Lovemore Zigara Midlands Correspondent
THE cash-strapped Gweru City Council, which needs about $27 million for roads rehabilitation, has exhausted $166,000 it received from the Zimbabwe National Roads Administration last year.
Gweru City Council commissioner Tsunga Mhangami said most of the city’s roads had outlived their lifespan and the local authority was financially constrained to continue patching the potholes.
As a result, the city council had resorted to scrapping some of the tarred roads to turn them into gravel networks.
He said as the council battled with pothole patching, the only reasonable and cost effective way to deal with the situation was to turn them into gravel roads.
Of late, the local authority has just been filling potholes with gravel and this was not lasting especially during this rainy season as the gravel has been washed away by runoff.
“A good number of roads in the residential areas no longer need patching simply because they’ve outlived their lifespan. Most of them now need to be scrapped and make them gravel until council has funds to tar them.
“The roads were left unattended for a long time and this is a capital intensive project which requires a lot of money and at the moment council doesn’t have money to undertake a road rehabilitation exercise,” said Mhangami.

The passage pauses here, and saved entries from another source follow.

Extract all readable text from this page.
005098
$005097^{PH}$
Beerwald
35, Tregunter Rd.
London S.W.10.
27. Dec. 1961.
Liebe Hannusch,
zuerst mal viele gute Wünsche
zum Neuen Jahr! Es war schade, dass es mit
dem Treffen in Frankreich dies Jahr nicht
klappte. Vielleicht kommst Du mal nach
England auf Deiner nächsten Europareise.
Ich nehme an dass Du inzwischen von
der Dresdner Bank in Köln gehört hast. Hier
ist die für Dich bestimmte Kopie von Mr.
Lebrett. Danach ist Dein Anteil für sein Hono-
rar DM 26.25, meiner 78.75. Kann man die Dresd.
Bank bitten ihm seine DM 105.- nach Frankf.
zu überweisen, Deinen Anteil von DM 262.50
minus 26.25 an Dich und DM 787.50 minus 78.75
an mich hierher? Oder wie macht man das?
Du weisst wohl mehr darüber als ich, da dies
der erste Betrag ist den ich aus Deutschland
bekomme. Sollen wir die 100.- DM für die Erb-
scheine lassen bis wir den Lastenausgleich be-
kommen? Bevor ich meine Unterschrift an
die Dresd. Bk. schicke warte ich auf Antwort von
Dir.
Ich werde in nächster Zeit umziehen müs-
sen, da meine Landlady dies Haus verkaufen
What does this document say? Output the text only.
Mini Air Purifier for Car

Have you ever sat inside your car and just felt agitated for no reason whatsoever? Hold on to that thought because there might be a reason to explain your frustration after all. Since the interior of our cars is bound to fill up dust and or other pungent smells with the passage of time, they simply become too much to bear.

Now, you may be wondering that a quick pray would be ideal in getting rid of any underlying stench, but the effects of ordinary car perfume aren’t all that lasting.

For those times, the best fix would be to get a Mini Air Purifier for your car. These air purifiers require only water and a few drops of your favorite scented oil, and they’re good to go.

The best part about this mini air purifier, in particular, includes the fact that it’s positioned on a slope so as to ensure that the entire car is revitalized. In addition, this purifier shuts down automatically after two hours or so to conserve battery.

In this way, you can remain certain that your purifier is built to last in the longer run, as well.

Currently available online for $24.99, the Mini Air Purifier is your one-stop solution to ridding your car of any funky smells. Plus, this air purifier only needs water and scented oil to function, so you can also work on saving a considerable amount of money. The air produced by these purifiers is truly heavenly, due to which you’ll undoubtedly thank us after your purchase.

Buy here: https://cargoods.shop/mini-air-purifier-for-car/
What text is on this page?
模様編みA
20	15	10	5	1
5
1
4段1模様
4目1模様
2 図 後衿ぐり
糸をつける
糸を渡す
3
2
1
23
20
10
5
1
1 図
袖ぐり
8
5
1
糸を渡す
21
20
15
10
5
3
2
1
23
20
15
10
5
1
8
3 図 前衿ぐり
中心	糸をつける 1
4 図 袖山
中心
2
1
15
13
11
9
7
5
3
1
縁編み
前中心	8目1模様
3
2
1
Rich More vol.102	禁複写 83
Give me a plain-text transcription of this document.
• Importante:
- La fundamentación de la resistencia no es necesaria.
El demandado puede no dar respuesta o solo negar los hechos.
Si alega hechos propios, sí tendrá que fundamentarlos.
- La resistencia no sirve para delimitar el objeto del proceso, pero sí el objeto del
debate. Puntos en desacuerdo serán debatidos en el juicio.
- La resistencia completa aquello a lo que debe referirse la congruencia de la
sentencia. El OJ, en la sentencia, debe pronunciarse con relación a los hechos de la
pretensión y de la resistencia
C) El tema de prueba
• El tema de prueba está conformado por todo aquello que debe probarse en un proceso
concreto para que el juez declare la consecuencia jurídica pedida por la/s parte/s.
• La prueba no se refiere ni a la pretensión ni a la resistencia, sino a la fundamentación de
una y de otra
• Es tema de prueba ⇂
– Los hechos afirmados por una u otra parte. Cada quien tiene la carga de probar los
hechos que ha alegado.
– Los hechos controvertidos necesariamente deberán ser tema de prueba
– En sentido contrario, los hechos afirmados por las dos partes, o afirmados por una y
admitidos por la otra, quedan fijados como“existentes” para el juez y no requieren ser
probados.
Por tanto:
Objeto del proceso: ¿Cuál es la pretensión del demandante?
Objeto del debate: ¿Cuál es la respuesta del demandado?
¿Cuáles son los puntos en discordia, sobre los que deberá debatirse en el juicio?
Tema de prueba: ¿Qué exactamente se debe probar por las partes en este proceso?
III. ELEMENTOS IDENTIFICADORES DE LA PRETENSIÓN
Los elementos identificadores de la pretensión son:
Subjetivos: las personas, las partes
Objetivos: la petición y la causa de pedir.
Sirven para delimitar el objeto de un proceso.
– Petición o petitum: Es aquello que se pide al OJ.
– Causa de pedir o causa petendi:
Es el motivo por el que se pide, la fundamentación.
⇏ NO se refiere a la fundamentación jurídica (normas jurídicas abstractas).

He said council has already started scrapping and turning some of the roads in Mkoba high density into gravel and a private contractor had been engaged to provide the gravel.
Mhangami said the local authority last year received $166,000 for roads rehabilitation from the Zimbabwe National Roads Administration (Zinara).
“Funds allocated to the local authority by Zinara have been exhausted and we’re waiting the disbursement of funds for this year.
“We last received funds from Zinara in September last year and that budget has since been exhausted and we’re waiting disbursement of this year’s allocation. At the moment, we’re using council coffers because the situation doesn’t look good at all on the ground,” he said.
Roads rehabilitation has been a cause for concern for local authorities in the country.
Zinara chairman Albert Mugabe is on record as saying massive investment is required to rehabilitate the country’s roads.
Between 2010 and mid last year, Zinara had disbursed about $112 million to local authorities.
Zimbabwe requires $5 billion to rehabilitate its road network.